Candelaria se sintió incómoda y, por no hacerle el feo, buscó la excusa perfecta y se marchó corriendo. No volvieron a verse.

El pretendiente se cruzó de nuevo con ella cuatro años después, por la Gran Vía. ¡Cuatro años, señores! Pero Manuel nunca dejó de pensar en Candelaria.

¿Y ella? Pues a sus veinticinco seguía soltera.

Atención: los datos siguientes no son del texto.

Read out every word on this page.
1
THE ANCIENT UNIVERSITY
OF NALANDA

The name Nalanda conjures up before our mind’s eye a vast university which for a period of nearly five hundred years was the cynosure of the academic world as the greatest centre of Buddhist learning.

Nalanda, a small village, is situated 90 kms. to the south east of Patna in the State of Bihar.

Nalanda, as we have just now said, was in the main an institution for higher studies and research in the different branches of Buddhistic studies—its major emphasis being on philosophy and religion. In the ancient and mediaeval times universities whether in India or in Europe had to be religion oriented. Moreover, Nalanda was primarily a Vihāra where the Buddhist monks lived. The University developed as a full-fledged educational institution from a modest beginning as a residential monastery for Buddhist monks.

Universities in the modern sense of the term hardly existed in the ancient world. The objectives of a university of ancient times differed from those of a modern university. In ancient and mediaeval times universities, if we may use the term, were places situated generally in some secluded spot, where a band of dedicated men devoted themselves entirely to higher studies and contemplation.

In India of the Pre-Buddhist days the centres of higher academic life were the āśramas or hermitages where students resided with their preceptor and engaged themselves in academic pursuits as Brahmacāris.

En esos entonces, ya era rara.

Como era esto: ¿Tanta belleza y sin marido? Pues no se dio la ocasión.

Todo lo que se presentaba era poco fiable, chiquilicuatre y con la cabeza más en la moda que en el futuro. Y con intenciones que entonces ni se sospechaban.

Los recuerdos de los pantalones térmicos ya no le parecían tan humillantes.

En el reencuentro, don Manuel Ortega ya era doctor en matemáticas y lucía un gorro de nutria, mientras el resto iba con gorrito de conejo.

No creáis que Candelaria era interesada: ni mucho menos. Solo que esta vez lo miró con otros ojos, sin el regusto de aquel desencanto.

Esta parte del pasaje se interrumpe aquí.